De Prins van Oranje, bij wien de jonge Herbertus van Masschereel ten tijde van gezegde overdracht verbleef, was René van Châlon; deze had reeds in 1543 in het Masschereelshuis zijn intrek gehad, zooals blijkt uit eene Schepenakte van Heusden van 22 April 1549, vermeld in meergenoemden Inventaris van P.N. van Doorninck, daar toch blijkens die akte Schepenen en Burgemeesters van Heusden op laatstgezegden
| 413 |
dag verklaarden, dat Sweder van Bemmel 3) ten verzoeke van Jonker Govert Torck, heer van Hemert, onder eede getuigd had, dat hij op 22 Januari 1543 gecommitteerd was geweest in den tocht op de Veluwe en dat hij van de aldaar ingevorderde brandschatting op last van den Prins van Oranje fl 474 gegeven had aan Lubbert Torck, heer van Hemert, alsmede dat die Prins dien last gaf in den op dien tocht gevolgden Vastentijd, te den Bosch, ten huize van Henrick van Masschereel, heer van Balgoy, alwaar toen verscheidene edellieden bijeen waren, onder welken Jaspar Torck 4), die ook verklaarde gehoord te hebben, dat de Prins bedoelden last gaf. Genoemde Herbertus van Masschereel stierf zoo niet ongehuwd, dan toch kinderloos. Zijne broeders, voor zoover bekend, waren: a. Jor. Jan van Masschereel, heer van Balgoy en Opijnen 5), die huwde met Hillegonda de Cock van Opynen Arndsdochter 6).

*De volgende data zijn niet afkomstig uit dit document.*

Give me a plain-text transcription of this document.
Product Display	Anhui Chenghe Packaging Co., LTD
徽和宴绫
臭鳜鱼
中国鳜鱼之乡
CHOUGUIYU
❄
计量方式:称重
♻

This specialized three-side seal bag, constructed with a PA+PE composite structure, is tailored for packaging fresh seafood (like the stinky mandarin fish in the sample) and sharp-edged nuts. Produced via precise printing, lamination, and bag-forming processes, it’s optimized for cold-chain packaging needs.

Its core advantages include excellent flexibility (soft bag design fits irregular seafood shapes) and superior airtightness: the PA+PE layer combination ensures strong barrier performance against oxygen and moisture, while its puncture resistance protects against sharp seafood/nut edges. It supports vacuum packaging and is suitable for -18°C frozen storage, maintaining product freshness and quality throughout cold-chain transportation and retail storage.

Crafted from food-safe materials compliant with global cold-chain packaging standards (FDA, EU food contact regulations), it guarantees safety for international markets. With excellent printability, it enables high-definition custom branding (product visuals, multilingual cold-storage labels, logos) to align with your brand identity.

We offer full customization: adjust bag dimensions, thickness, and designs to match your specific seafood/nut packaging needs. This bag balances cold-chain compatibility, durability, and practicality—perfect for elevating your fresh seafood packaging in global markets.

b. Floris van Masschereel, priester en commandeur van de Duitsche Orde te Vught. Hij erfde van zijnen broeder Herbertus van Masschereel het Masschereelshuis. In eene Bossche Schepenakte van 1612 (Reg. n° 283 f. 618) staat van hem vermeld, dat hij bij gelegenheid van het huwelijk zijner nicht Catharina, dochter van Udeman van Bruheze (den zoon van mr Peter) en Petronella van Masschereel, met Ambrosius, zoon van wijlen Henrick Fabri van Gemert, aan haar fl 800 geschonken had. Hij stierf 29 April 1608 en werd, wat wij op blz. 350 reeds zagen, in de Kruiskerk te den Bosch begraven.
| 414 |
Zooals uit de na te mededeelen passage uit het werk van J.C.A. Hezenmans de Commanderij der Duitsche Orde te Vught kan worden opgemaakt, vermaakte hij het Masschereelshuis aan die Commanderij, welke gevestigd was geweest in het huis de Commanderij te Vught, ter plaatse alwaar later het huis Sionsburg gebouwd werd. Naast het straatje de Molensteeg stonden oudtijds in de richting van de Weversplaats twee huizen naast elkander, met vier huisjes daar zijdelings tegen aan staande. Zij behoorden toe aan Wouter Scellens Dierckszn, die dan eens genoemd wordt raad, dan weder secretaris en griffier van den Bosch; Gijsbrecht van den Velde, secretaris en griffier van die stad en Willem Albertszn van der Lynden, in hunne hoedanigheid van uitvoerders van den uitersten wil van genoemden Scellens, verkochten 11 April 1600 (Reg. n° 334 f. 331) laatstbedoelde panden, die nu gezegd werden te zijn: twee huysen voor aen de strate neffens den andere, met vier cameren oft wooninghen dyen zydelinge aenliggende, henne erffven ende hoff daertoe behoirende, staende in d'eynde van St. Jorisstraet ter plaetse genoempt den Ouden Huls tussen de erven eertijts Gerarts van Doem, nu Anthonis Lambertss Cloot, ter eenre ende tussen den erve heere Floris Massereel, presbyter, commandeur tot Vucht, een gemeyn straetken, geheyten de Molenstege, tussen beyde liggende, ter andere zyde, streckende voor van de gemeyn straet achterwaerts tot deser stadswalle toe, aan voornoemden Anthonis Lambertszn Cloot, die in andere Bossche schepenakten vermeld wordt maeldere van zijn beroep te zijn. Hij was, zooals uit laatstgemelde akte reeds bleek, toen al eigenaar van het naast de daarbij verkochte huizen gestaan hebbend huis, de Baecsche poort genaamd, welke benaming later verbasterd is tot de Bandsche poort.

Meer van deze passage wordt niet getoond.